To the above observations it may be answered, that changes have formerly been made in the Services without leading to the issue I am predicting now; and therefore they may be safely made again. But, waving all other remarks in answer to this argument, is not this enough, viz. that there is peril? No one will deny that the rage of the day is for concession. Have we not already granted (political) points, without stopping the course of innovation? This is a fact. Now, is it worth while even to risk fearful changes merely to gain petty improvements, allowing those which are proposed to be such?

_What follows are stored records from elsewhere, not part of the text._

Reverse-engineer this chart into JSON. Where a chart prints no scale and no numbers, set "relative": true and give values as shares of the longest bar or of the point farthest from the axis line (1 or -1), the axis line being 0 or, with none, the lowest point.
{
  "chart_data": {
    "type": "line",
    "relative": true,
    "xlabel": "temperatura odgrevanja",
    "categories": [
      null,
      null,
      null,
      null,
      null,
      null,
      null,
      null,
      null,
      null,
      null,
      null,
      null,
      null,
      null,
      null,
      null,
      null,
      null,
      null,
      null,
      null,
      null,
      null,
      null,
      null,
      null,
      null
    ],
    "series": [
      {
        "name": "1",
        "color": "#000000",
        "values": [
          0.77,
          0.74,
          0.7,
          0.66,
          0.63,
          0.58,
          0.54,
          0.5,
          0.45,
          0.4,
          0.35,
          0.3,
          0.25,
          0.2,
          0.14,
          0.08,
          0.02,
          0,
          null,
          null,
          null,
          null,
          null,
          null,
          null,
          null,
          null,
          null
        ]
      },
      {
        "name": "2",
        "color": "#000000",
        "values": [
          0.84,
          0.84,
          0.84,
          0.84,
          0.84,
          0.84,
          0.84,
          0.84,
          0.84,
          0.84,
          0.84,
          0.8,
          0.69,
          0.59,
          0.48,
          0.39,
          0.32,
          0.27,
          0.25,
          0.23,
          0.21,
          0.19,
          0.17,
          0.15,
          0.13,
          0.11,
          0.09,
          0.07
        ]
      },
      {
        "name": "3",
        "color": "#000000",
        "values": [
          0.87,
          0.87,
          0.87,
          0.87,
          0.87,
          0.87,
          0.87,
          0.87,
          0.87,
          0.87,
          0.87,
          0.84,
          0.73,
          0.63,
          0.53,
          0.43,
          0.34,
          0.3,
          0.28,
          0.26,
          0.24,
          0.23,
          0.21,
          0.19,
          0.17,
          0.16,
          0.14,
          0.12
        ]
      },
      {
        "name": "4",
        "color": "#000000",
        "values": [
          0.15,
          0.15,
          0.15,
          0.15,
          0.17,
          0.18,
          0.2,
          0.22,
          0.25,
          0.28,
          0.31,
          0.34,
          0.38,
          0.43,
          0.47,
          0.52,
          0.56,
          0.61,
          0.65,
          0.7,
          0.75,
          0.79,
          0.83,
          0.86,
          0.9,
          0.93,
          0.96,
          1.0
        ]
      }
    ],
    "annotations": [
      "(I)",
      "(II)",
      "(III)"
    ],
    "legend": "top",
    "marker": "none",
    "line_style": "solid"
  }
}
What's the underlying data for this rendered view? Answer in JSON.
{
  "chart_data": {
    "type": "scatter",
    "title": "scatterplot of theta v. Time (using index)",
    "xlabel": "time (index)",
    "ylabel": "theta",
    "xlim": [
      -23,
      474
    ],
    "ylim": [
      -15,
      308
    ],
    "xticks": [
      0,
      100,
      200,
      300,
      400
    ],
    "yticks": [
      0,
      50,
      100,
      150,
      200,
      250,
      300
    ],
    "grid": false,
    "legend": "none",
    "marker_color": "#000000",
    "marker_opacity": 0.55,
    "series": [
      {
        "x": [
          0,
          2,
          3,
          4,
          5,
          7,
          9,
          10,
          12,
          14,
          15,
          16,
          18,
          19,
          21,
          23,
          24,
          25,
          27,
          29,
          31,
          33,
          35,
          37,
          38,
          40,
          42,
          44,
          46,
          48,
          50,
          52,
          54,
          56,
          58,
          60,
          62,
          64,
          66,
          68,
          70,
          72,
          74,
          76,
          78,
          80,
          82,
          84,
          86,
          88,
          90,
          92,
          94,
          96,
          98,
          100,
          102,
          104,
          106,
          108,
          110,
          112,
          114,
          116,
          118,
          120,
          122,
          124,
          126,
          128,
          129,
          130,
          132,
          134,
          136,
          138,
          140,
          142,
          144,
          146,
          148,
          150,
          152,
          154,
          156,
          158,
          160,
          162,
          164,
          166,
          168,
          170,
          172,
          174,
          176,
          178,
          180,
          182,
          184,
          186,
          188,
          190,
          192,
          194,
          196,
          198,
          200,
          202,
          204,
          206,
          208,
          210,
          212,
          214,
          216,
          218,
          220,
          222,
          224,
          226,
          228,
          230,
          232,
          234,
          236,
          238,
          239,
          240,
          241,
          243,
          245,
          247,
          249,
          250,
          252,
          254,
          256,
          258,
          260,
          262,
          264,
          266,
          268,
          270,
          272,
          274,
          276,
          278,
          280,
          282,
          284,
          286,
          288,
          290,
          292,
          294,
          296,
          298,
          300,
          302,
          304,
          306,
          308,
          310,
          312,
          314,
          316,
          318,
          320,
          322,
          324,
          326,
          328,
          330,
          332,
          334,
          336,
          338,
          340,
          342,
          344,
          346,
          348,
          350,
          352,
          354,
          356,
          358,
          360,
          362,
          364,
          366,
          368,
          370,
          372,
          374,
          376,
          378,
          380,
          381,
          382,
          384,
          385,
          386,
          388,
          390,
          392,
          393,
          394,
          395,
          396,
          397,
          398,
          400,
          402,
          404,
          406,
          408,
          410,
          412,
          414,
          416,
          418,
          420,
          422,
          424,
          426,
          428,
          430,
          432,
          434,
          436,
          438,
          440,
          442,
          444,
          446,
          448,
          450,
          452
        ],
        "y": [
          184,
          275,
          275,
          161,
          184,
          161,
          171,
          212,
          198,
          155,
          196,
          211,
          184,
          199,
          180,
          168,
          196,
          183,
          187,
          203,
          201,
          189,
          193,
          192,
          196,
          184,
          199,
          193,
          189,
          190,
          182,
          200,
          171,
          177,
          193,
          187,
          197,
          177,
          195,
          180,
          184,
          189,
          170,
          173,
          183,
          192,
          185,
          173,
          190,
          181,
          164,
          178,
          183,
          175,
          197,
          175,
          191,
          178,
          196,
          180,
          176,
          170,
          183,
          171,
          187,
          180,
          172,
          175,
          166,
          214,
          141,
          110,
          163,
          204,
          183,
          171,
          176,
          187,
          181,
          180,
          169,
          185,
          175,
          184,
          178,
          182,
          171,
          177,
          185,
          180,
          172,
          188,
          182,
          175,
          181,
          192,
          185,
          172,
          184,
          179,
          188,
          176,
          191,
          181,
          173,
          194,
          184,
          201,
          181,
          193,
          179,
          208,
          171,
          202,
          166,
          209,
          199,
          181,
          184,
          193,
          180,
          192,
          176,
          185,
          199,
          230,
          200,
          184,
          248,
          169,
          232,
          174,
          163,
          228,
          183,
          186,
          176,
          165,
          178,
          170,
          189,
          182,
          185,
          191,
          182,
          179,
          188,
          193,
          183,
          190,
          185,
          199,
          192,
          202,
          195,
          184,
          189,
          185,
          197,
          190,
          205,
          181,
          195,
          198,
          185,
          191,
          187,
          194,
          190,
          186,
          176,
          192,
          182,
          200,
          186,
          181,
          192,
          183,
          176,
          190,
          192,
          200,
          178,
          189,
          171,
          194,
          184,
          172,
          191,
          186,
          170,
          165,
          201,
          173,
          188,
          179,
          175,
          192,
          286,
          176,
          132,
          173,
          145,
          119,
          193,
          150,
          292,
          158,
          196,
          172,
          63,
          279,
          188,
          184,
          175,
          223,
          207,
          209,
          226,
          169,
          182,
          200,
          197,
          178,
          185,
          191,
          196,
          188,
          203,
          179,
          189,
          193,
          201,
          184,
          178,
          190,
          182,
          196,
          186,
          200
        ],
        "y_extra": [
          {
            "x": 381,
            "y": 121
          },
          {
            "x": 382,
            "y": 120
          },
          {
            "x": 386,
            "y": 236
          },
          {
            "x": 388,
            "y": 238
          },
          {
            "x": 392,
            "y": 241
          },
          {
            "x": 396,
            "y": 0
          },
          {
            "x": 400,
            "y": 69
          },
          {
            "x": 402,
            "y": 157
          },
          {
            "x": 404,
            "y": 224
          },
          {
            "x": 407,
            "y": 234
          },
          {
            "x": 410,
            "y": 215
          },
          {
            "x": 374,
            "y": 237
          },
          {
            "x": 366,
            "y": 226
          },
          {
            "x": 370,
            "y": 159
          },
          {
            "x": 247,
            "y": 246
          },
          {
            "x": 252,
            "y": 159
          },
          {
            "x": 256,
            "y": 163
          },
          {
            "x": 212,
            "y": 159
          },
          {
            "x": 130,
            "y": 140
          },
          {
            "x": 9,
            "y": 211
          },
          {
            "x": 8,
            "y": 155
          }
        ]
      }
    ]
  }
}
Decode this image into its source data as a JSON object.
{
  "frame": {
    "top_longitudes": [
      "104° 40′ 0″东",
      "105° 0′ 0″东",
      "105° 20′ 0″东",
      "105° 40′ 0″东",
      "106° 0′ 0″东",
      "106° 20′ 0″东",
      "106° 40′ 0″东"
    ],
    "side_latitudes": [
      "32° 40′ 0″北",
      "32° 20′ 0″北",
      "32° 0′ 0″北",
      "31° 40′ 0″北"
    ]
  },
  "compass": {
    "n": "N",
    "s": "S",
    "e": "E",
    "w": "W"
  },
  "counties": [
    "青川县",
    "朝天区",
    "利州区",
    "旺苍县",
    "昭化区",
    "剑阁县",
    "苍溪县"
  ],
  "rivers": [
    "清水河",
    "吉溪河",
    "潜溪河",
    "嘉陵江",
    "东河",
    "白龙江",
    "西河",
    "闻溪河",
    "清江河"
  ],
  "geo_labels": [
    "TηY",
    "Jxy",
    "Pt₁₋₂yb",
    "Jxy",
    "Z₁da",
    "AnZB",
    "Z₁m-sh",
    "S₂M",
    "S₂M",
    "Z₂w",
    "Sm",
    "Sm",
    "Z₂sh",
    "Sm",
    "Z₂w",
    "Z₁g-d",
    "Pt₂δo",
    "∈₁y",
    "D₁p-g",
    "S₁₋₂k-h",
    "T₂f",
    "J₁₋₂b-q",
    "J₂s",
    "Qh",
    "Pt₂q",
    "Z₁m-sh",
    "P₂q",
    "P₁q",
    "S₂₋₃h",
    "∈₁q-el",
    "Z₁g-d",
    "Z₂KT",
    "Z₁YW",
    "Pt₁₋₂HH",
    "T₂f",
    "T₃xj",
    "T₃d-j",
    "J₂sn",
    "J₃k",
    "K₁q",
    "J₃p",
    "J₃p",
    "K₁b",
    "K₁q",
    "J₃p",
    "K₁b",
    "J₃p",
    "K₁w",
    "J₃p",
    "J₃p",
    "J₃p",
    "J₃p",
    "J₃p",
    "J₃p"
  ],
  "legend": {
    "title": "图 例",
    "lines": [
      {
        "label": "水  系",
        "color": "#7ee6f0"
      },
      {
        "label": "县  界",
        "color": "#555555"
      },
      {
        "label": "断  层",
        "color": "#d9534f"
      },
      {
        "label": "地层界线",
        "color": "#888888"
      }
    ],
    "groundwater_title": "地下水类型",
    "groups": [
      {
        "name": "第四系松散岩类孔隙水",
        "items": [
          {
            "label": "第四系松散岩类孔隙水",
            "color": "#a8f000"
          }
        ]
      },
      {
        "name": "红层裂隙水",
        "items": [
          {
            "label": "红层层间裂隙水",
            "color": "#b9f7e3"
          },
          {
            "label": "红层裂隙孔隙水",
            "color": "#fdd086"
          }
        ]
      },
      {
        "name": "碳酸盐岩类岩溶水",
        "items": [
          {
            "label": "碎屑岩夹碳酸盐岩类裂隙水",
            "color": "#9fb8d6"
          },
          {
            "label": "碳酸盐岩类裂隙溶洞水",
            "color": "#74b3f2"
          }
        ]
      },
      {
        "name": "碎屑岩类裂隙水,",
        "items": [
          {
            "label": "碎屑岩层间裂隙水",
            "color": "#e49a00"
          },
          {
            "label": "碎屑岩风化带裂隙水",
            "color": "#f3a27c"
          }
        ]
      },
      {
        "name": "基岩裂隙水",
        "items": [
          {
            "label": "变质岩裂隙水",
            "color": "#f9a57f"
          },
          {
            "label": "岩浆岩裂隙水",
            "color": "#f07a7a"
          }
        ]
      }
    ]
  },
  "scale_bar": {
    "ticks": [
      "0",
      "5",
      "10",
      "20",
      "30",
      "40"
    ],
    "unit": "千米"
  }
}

We know not what is to come upon us; but the writer for one will try so to acquit himself now, that if any irremediable calamity befalls the Church, he may not have to vex himself with the recollections of silence on his part and indifierence, when he might have been up and alive. There was a time when he, as well as others, might feel the wish, or rather the temptation, of steering a middle course between parties; but if so, a more close attention to passing events, has cured his infirmity. In a day like this there are but two sides, zeal and persecution, the Church and the world; and those who attempt to occupy the ground between them, at best will lose their labour, but probably will be drawn back to the latter. Be practical, I respectfully urge you; do not attempt impossibilities; sail not as if in pleasure boats upon a troubled sea. Not a word falls to the ground, in a time like this. Speculations about ecclesiastical improvements which might be innocent at other times, have a strength of mischief now. They are realized before he who utters them understands that he has committed himself.